Oh, and he's also an outstanding writer. Maybe it's a function of how much he cares about the people in his stories?

TB has often joked that Fish is the George Bailey of Mercer County. You know. George Bailey, from "It's A Wonderful Life," the guy who can never get out of Bedford Falls, try as he might.

There can't be too many people, if any, who have written more about high school and youth sports in Mercer County than Fish.

He's also covered his fair share of Princeton sports through the years, and it's always good to see him.

TB stumbled on a story that Fish wrote about Myles Stephens, a senior who just concluded his basketball career at Princeton. You can read the story HERE.

For as much as TB knows about Stephens, there were two things in the story by Fish that he learned.

First, there was the Pete Carril story. TigerBlog hadn't heard that one before.

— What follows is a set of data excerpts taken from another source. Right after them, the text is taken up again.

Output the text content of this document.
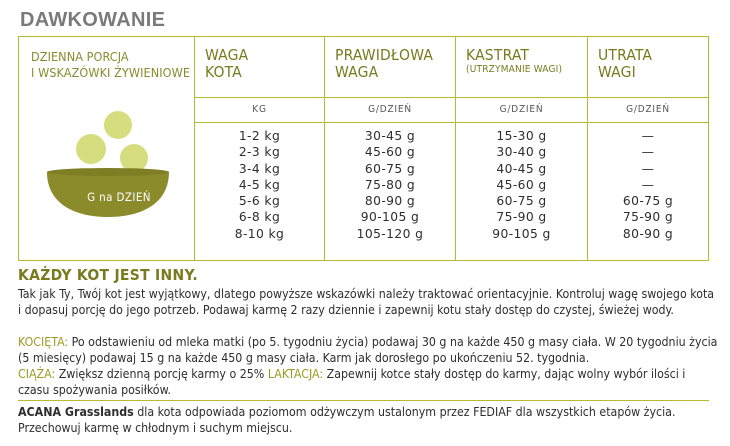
DAWKOWANIE
DZIENNA PORCJA
I WSKAZÓWKI ŻYWIENIOWE
G na DZIEŃ
WAGA
KOTA
KG
1-2 kg
2-3 kg
3-4 kg
4-5 kg
5-6 kg
6-8 kg
8-10 kg
PRAWIDŁOWA
WAGA
G/DZIEŃ
30-45 g
45-60 g
60-75 g
75-80 g
80-90 g
90-105 g
105-120 g
KASTRAT
(UTRZYMANIE WAGI)
G/DZIEŃ
15-30 g
30-40 g
40-45 g
45-60 g
60-75 g
75-90 g
90-105 g
UTRATA
WAGI
G/DZIEŃ
—
—
—
—
60-75 g
75-90 g
80-90 g
KAŻDY KOT JEST INNY.

Tak jak Ty, Twój kot jest wyjątkowy, dlatego powyższe wskazówki należy traktować orientacyjnie. Kontroluj wagę swojego kota i dopasuj porcję do jego potrzeb. Podawaj karmę 2 razy dziennie i zapewnij kotu stały dostęp do czystej, świeżej wody.

KOCIĘTA: Po odstawieniu od mleka matki (po 5. tygodniu życia) podawaj 30 g na każde 450 g masy ciała. W 20 tygodniu życia (5 miesięcy) podawaj 15 g na każde 450 g masy ciała. Karm jak dorosłego po ukończeniu 52. tygodnia.

CIĄŻA: Zwiększ dzienną porcję karmy o 25% LAKTACJA: Zapewnij kotce stały dostęp do karmy, dając wolny wybór ilości i czasu spożywania posiłków.

ACANA Grasslands dla kota odpowiada poziomom odżywczym ustalonym przez FEDIAF dla wszystkich etapów życia. Przechowuj karmę w chłodnym i suchym miejscu.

Then there was the fact that Stephens was a 48 percent shooter for his career. TB would never have guessed that.

Actually, he was a little better than that, shooting .484 for his career (509 for 1,051). He also took 302 three-point shots, making 105, for a .348 percentage from three.

That also means that shot 404 for 749 on two-point shots, or .539.

If you think about Stephens and the two-point shots he took, there were basically three kinds. There were dunks, which are a very high percentage. There were hard drives through the lane, which aren't easy to be able to pull off and easy to miss.

And then, in his case, there were the turnaround floaters that he loved to shoot. As TB often said on the radio, they reminded him of the kinds of shots that Adrian Dantley used to take during his 15 year NBA career that started in the 1970s.

These are not easy shots. Stephens made them look easy, but they're not.

To put all of that together and come away just short of 50 percent is impressive. It's more so considering that Stephens was known as much for defense as he was for offense during his time playing for the Tigers.

Stephens was the Ivy League Defensive Player of the Year as a sophomore and a first-team All-Ivy pick as a sophomore and senior. As his coach, Mitch Henderson, says in Fish's story, a lot was asked of Stephens on both ends of the court.

He finished his career 10th all-time at Princeton with 1,345 points.

TB isn't sure what Stephens' plans are for the future, but he assumes they include professional basketball somewhere. He's not exactly done with Ivy League basketball, as he'll be part of the four-man Ivy League team that competes at the 3X3U national championship tournament at the Final Four, beginning tomorrow.

Stephens is on a team with Cornell's Matt Morgan, Brown's Obi Okolie and Yale's Blake Reynolds. Game 1 for the Ivy team is tomorrow at 8:30 at night, against a team from the Big Ten.

You can read more about the event and get the full schedule HERE.

Stephens played hard every night, and he was a total warrior for the Tigers.

He certainly has earned his place as one of the greats in Princeton men's basketball history, and that's saying a lot.

1 comment:

George Clark said...

As you know,TB, I have watched a lot of Tiger hoops over many years. I don't recall many players who were more important to their team than Stephens for two and a half season beginning when he became a full time starter in the middle of his sophomore season. On a team with the IVY POY and runner-up he was the team's leading scorer in the Ivy season while earning DPOY laurels. A once in a generation warrior.